I bought this book at a convention the author was at after I saw him speak about YA writing and how, for a long time, YA was opposed to certain thought-provoking darkness. Oppegaard’s characters certainly have that. In Firebug of Balrog County Mack has an edgy, testosterone fueled angst. Pent up anger from losing his mother and pyromaniacal tendencies color Mack as damaged goods.
If I know anything about teenagers (I am a full time youth worker and it’s literally what I all do every day) Mack is a real character… I feel like I know him… maybe I was him. Like most kids, I wanted to either call the cops on him or give him a hug and tell him everything would be fine. Sometimes both at once.

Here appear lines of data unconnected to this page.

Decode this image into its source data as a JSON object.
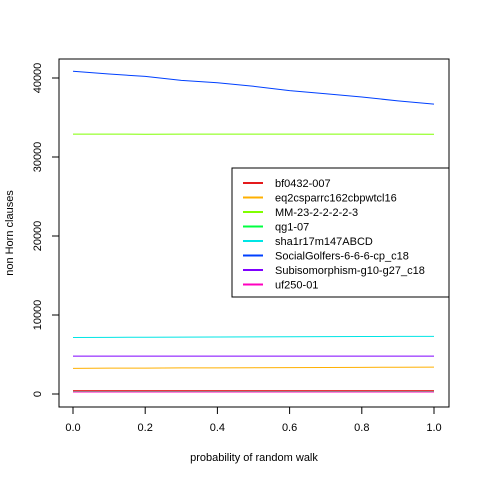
{
  "chart_data": {
    "type": "line",
    "xlabel": "probability of random walk",
    "ylabel": "non Horn clauses",
    "xlim": [
      0,
      1
    ],
    "ylim": [
      0,
      42000
    ],
    "x_ticks": [
      0.0,
      0.2,
      0.4,
      0.6,
      0.8,
      1.0
    ],
    "x_tick_labels": [
      "0.0",
      "0.2",
      "0.4",
      "0.6",
      "0.8",
      "1.0"
    ],
    "y_ticks": [
      0,
      10000,
      20000,
      30000,
      40000
    ],
    "y_tick_labels": [
      "0",
      "10000",
      "20000",
      "30000",
      "40000"
    ],
    "grid": false,
    "legend_position": "right",
    "x": [
      0.0,
      0.1,
      0.2,
      0.3,
      0.4,
      0.5,
      0.6,
      0.7,
      0.8,
      0.9,
      1.0
    ],
    "series": [
      {
        "name": "bf0432-007",
        "color": "#e41a1c",
        "values": [
          420,
          420,
          420,
          420,
          420,
          420,
          420,
          420,
          420,
          420,
          420
        ]
      },
      {
        "name": "eq2csparrc162cbpwtcl16",
        "color": "#ffb000",
        "values": [
          3250,
          3270,
          3280,
          3300,
          3310,
          3330,
          3340,
          3360,
          3370,
          3390,
          3400
        ]
      },
      {
        "name": "MM-23-2-2-2-2-3",
        "color": "#80ff00",
        "values": [
          32900,
          32900,
          32880,
          32890,
          32900,
          32890,
          32900,
          32890,
          32900,
          32890,
          32880
        ]
      },
      {
        "name": "qg1-07",
        "color": "#00ff40",
        "values": [
          300,
          300,
          300,
          300,
          300,
          300,
          300,
          300,
          300,
          300,
          300
        ]
      },
      {
        "name": "sha1r17m147ABCD",
        "color": "#00e5e5",
        "values": [
          7150,
          7170,
          7190,
          7200,
          7220,
          7230,
          7250,
          7260,
          7280,
          7290,
          7300
        ]
      },
      {
        "name": "SocialGolfers-6-6-6-cp_c18",
        "color": "#0040ff",
        "values": [
          40850,
          40500,
          40200,
          39700,
          39400,
          38950,
          38400,
          38000,
          37600,
          37100,
          36700
        ]
      },
      {
        "name": "Subisomorphism-g10-g27_c18",
        "color": "#7f00ff",
        "values": [
          4800,
          4800,
          4800,
          4800,
          4800,
          4800,
          4800,
          4800,
          4800,
          4800,
          4800
        ]
      },
      {
        "name": "uf250-01",
        "color": "#ff00bf",
        "values": [
          250,
          250,
          250,
          250,
          250,
          250,
          250,
          250,
          250,
          250,
          250
        ]
      }
    ]
  }
}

I agree with the recommendation from School Library Journal that this is a YA book for the older end of the spectrum with references to sex and drinking. As a youth worker and someone who remembers my own teenage years, the references are gritty and real. Oppegaard captures the visceral, turbulent life of a damaged high school kid (that’s pretty much all of them) in rural USA.
The book makes you feel. I begrudgingly connected with Mack—as an adult I could see the foolishness and idiot things in his life and wanted to shake some sense into him (Mack’s sister, too) but couldn’t as the reader. It reminded me of what it was like to be a teenager struggling with the great injustices of the world and thinking, “I’d be happier if this whole place just burned.”